Colorado is one of a handful of states with robust abortion coverage statewide, but that isn’t keeping at least two of its Catholic hospitals from taking other measures to control women’s reproductive capacities. Jennifer Brown, writing for the Colorado Sun has the story of Mercy Hospital, part of a hospital chain operated by Centura, which will now only permit a woman to get her tubes tied during a C-section if she has cancer.

“This is a very small number of women, and what an arbitrary exception,” [Dr. ] Kimberly Priebe said.

“What about women with hypertension, diabetes, blood clotting disorders, uterine abnormalities, and the many other risk factors that can make pregnancy deadly? It seems the Catholic church does not want a woman dying of cancer but during pregnancy is OK?”

Priebe is an OB-GYN in Durango, a small city where Mercy is the only hospital, so there are few alternatives for women who want their tubes tied during C-section surgery–a quick, easy and inexpensive alternative to a separate surgery.

Side note:  I once worked with a woman who was pregnant with twins. When she told her doctor she wanted her tubes tied, he tried to bully her with “What if one of them doesn’t survive?” She fiercely answered “Tie those tubes even if they’re both dead!” I’ve never forgotten her.

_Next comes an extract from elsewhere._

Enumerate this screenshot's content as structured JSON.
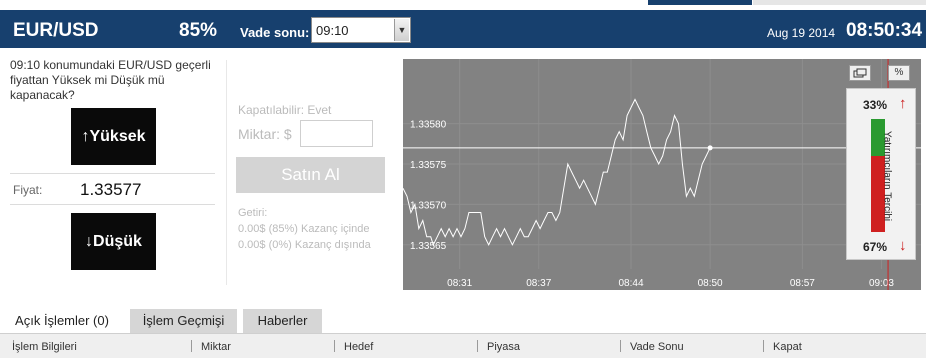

At any rate, this is a completely blatant attempt by a Catholic hospital chain to take over what should be a woman’s choice, and it has the absolute opposite of medical justification. Medically, we have Dr. Priebe’s partial list of other reasons above. And, as Brown notes, St. Anthony Summit Hospital, also in the Centura chain, and the only hospital in all of Summit County, is taking the same position.


In Florida, where books are too dangerous for school classrooms, apparently high-school girls’ menstrual periods are about to be fodder for school records. The American Academy of Pediatrics has long advocated for female athletes to discuss their menstrual periods with their pediatricians, because period abnormalities could be a sign of “low energy availability, pregnancy, or other gynecologic or medical conditions.” These discussions are, as the form above shows, optional. But Florida is threatening to make the mandatory, and have the records be kept at the school, not the doctor’s office.

Christopher O’Donnell, writing for the Tampa Bay <I>Times</i> points out that the proposed change:

has raised concerns about invasion of students’ privacy. It’s also raised questions about whether the information could be used in cases against women and girls charged with violating Florida’s new 15-week abortion law. Social media buzz has also suggested the move is intended to prevent transgender students from participating in high school sports. Florida passed a law in 2021 banning transgender female students from competing in women’s and girls’ sports.

So when medical information is legitimately useful (but not required), the state can make it required — and deeply threatening, not just to pregnant students and trans students, but to anyone who has a reason to keep their menstrual history from their school principal.

Put together with the transvaginal ultrasound story linked above, we begin to see a pattern in this week’s news, reflecting the long history of the medical establishment and the government wielding their power to control women’s bodies. In the wake of the Dobbs decision, the MAGA Republicans’ violent and dangerous transphobia, and the anti-LGBT hysteria sweeping the country, these trends bear not only watching, but concerted resistance.